ウィルの部屋から出たルイは次にある部屋を訪れていた。

ルイがノックをすると
部屋から「どうぞ」という凛とした声が聴こえたので
「失礼致します」といってドアを開けると、
子どもでも大人でもないくらいの女がいすに腰をかけていた。


「今後の外出の際、姫様の護衛につくことになりました、
 ルイ・ジョーンズであります。よろしくお願い致します」


その部屋にいた女とはフィスト国王女リースである。
彼女はまだあどけない顔立ちだが、
着実に大人の女性へと成長していた。


「そんな畏まらないでほしいわ!!」

「はぁ・・・」


外見は成長しているようだが
中身は子どものころと変わっていなかった。
ルイは幼いころからリースを知っていたし
リースもまたルイを知っていた。


「久しぶりだねアリア姉さん!!」

「リース、その名前で呼ぶのはやめなさい。
 男の姿だし、仮にも職務中だ」

「口調も男みたいになっちゃって。
 せっかくの美人が台無しだよ?」


リースはルイの事をルイが軍人になる前から知っている。

だからルイが元々女である事も知っているのだ。


「この格好で女言葉はありえないだろ?
 それはいいとしてさっきも言った通り・・・」

「私の護衛でしょう?一度言えばわかります。
 ルイ様に守られるなら安心して外出できますわね。
 ・・・どう?できるでしょう?」

「とんだ姫君だ」


そう言ってルイは苦笑した。
するとそこにドアをノックする音が聴こえた。
そして男の声が聞こえてきた。


「失礼致します。
 こちらに第一部隊ルイ・ジョーンズ副隊長はおられませんでしょうか?」

「ここにいらっしゃいますが、どうなされました?」

「第一部隊隊長がお呼びになっておられます」

「隊長が、か?」

「はい」

「そうか、わかった。
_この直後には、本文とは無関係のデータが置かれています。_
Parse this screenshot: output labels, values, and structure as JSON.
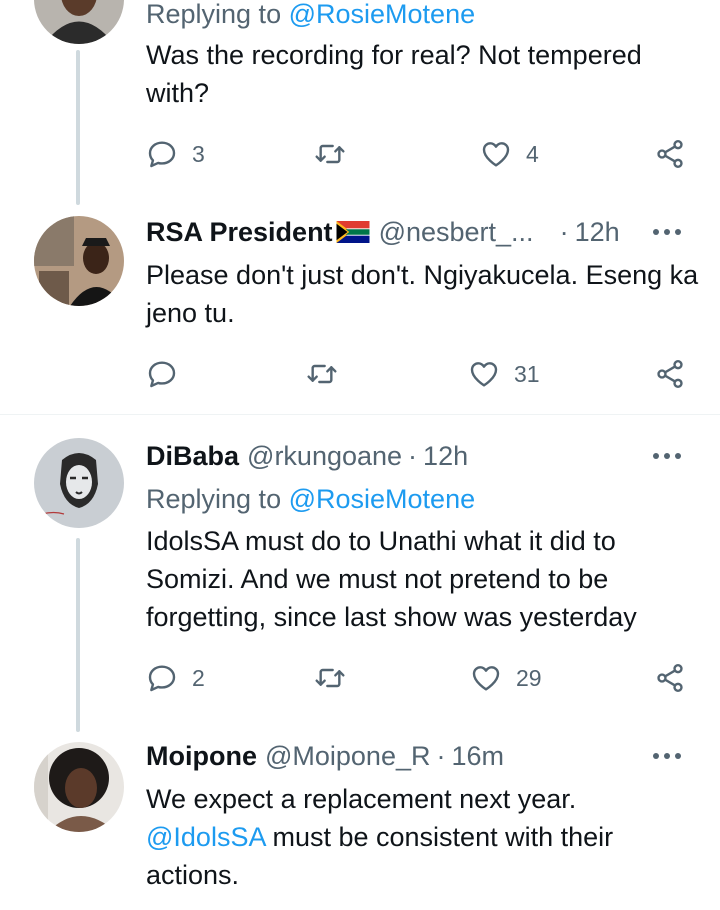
{
  "tweets": [
    {
      "replying_prefix": "Replying to",
      "replying_to": "@RosieMotene",
      "text": "Was the recording for real? Not tempered with?",
      "reply_count": "3",
      "retweet_count": "",
      "like_count": "4"
    },
    {
      "name": "RSA President",
      "handle": "@nesbert_...",
      "separator": "·",
      "time": "12h",
      "text": "Please don't just don't. Ngiyakucela. Eseng ka jeno tu.",
      "reply_count": "",
      "retweet_count": "",
      "like_count": "31"
    },
    {
      "name": "DiBaba",
      "handle": "@rkungoane",
      "separator": "·",
      "time": "12h",
      "replying_prefix": "Replying to",
      "replying_to": "@RosieMotene",
      "text": "IdolsSA must do to Unathi what it did to Somizi. And we must not pretend to be forgetting, since last show was yesterday",
      "reply_count": "2",
      "retweet_count": "",
      "like_count": "29"
    },
    {
      "name": "Moipone",
      "handle": "@Moipone_R",
      "separator": "·",
      "time": "16m",
      "mention": "@IdolsSA",
      "text_rest": " must be consistent with their actions.",
      "text_first": "We expect a replacement next year."
    }
  ],
  "icons": {
    "reply": "reply-icon",
    "retweet": "retweet-icon",
    "like": "heart-icon",
    "share": "share-icon",
    "more": "more-icon",
    "flag": "south-africa-flag-icon"
  },
  "colors": {
    "link": "#1d9bf0",
    "secondary": "#536471",
    "thread_line": "#cfd9de"
  }
}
すぐに向かいますとお伝えしてくれ」

「わかりました」


男が去っていく音がし、
ルイはリースの方を向いた。


「そういうことだ。またくるよ」

「えぇ、ルイ様でもアリア姉さんでも大歓迎よ」


そう言ってリースは微笑む。
その笑みはルイにとって幼いころのリースを思い出させた。
そしてルイも微笑んだ。


「ありがとう」


そう言ってルイは部屋を後にし、ウィルの部屋へ向かった。